Gérard Collomb, ministre de l'Intérieur, répond à la presse, suite à l'attaque à Marseille
3 octobre 2017

Attaque à Marseille

Dimanche 1er octobre en début d’après-midi, un homme armé d’un couteau a tué deux personnes devant la gare de Marseille Saint-Charles avant d’être abattu par des forces Sentinelle. Le ministre de l’Intérieur Gérard Collomb s’est immédiatement rendu sur place pour faire un point de situation avec l’ensemble des services concernés. La section antiterroriste du Parquet de Paris s’est saisie et le procureur de la République de Paris François Molins a fait un premier point sur l’enquête en cours lors d’une conférence de presse, le 2 octobre.
 


Le procureur de la République de Paris François Molinsa notamment indiqué que l’assaillant identifié avait fait l’objet de signalements à sept reprises depuis 2005 sous sept identités différentes, qu’il avait été interpellé et mis en garde à vue à Lyon, le 30 septembre, pour vol à l’étalage avant d’être relâché pour cause "d’infraction insuffisamment caractérisée" et que les autorités préfectorales n’avaient pas été  "en mesure de prendre une décision d’éloignement".
 
L’attaque perpétrée à Marseille est un acte barbare et indigne qui ne peut que susciter la colère de tous : "Profondément indigné par cet acte barbare, en peine avec les familles et les proches des victimes de Marseille. Je salue les militaires de Sentinelle et les policiers qui ont réagi avec sang-froid et efficacité", a déclaré le Président de la République dans un tweet daté du le 1er octobre.

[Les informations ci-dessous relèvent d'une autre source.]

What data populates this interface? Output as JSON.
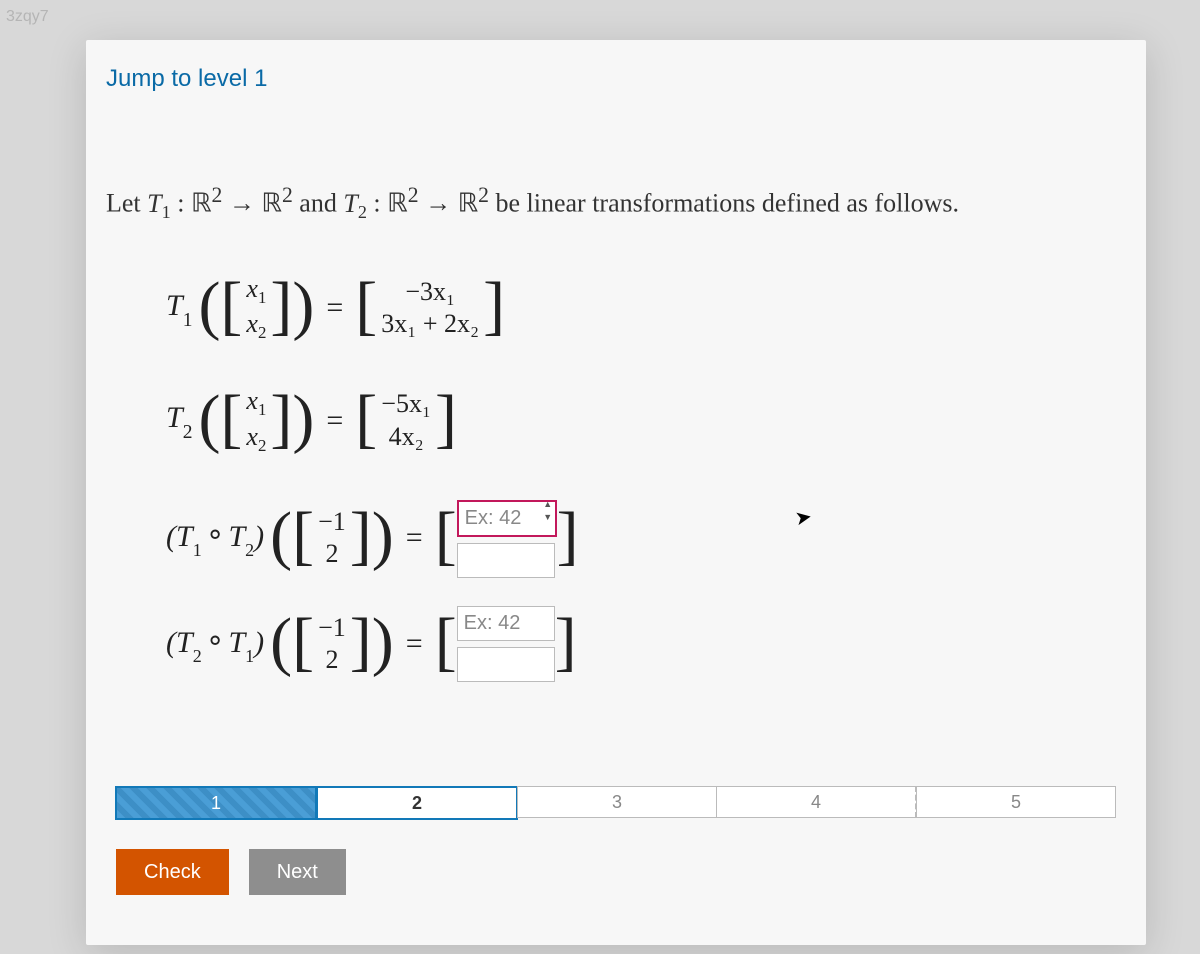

Le Gouvernement salue tous ceux qui nous protègent au quotidien en France, notamment à travers le dispositif Sentinelle qui encore une fois a montré sa pertinence : "À Marseille nos militaires, policiers et marins-pompiers ont eu une réaction exemplaire. Je leur ai dit combien nous en sommes fiers" (Gérard Collomb, tweet, 01/10/2017), "les militaires ont réagi avec beaucoup de sang-froid et peut-être empêché que d’autres personnes ne soient victimes de l’individu en question", a également précisé Gérard Collomb, lors d'un point presse, le 1er octobre.

La section antiterroriste du Parquet de Paris s’est saisie dès dimanche étant donné le "mode opératoire, attaque au couteau dans une gare, répondant ainsi au mode d'ordre permanent de Daech, les circonstances entourant son passage à l'acte, puisqu'il a fait tout ça aux cris d' "Allah Akbar", et les cibles visées, à la fois des victimes indéterminées et des militaires de l'opération Sentinelle", a expliqué François Molins, lors de la conférence de presse, le 2 octobre.

Le ministre de l’Intérieur a annoncé, le 2 octobre, la saisie de l’inspection générale de l’administration afin qu’elle détermine dans quelles circonstances l’auteur de l’attaque a été remis en liberté samedi à Lyon suite aux éléments révélés par le procureur de la République de Paris. Cette décision vise à faire toute la lumière sur l’action des services de l’Etat et à être en mesure d’en tirer, si nécessaire, les enseignements.

Le Gouvernement a réaffirmé le 14 septembre dernier la pérennisation du dispositif Sentinelle, tout en faisant évoluer ses modalités de déploiement pour une meilleure efficacité : "comme j’ai eu l’occasion de le mentionner à plusieurs reprises, l’implication des armées reste entière au profit de la sécurité des Français (…) cette nouvelle organisation permettra de disposer d’une force plus mobile, flexible et imprévisible en complément de l’action des forces de sécurité intérieures" , a expliqué Florence Parly lors du point fait à l'issue Conseil des ministres du 14 septembre 2017.

Le projet de loi renforçant la sécurité intérieure et la lutte contre le terrorisme, dont le vote à l’Assemblée a lieu le 4 octobre, permet d’adapter notre arsenal juridique pour nous donner le moyen de lutter efficacement contre le terrorisme dans le cadre du droit commun, et donc d’opérer une sortie maîtrisée de l’état de l’urgence : "on voit bien que malheureusement le terrorisme peut frapper, y compris dans cette situation d’état d’urgence (…) il faut maintenant que la France vive, je dirais dans un statut hors état d’urgence, mais en renforçant la sécurité intérieure. Et parmi les décisions que nous avons prises, il y a effectivement des garanties de sécurité supplémentaires (…) les périmètres de protection, les visites  à domiciles, les fermetures de mosquées, d’édifices religieux où il y a des propos qui sont outranciers", a déclaré Jaqueline Gourault sur Radio classique, le  2 octobre.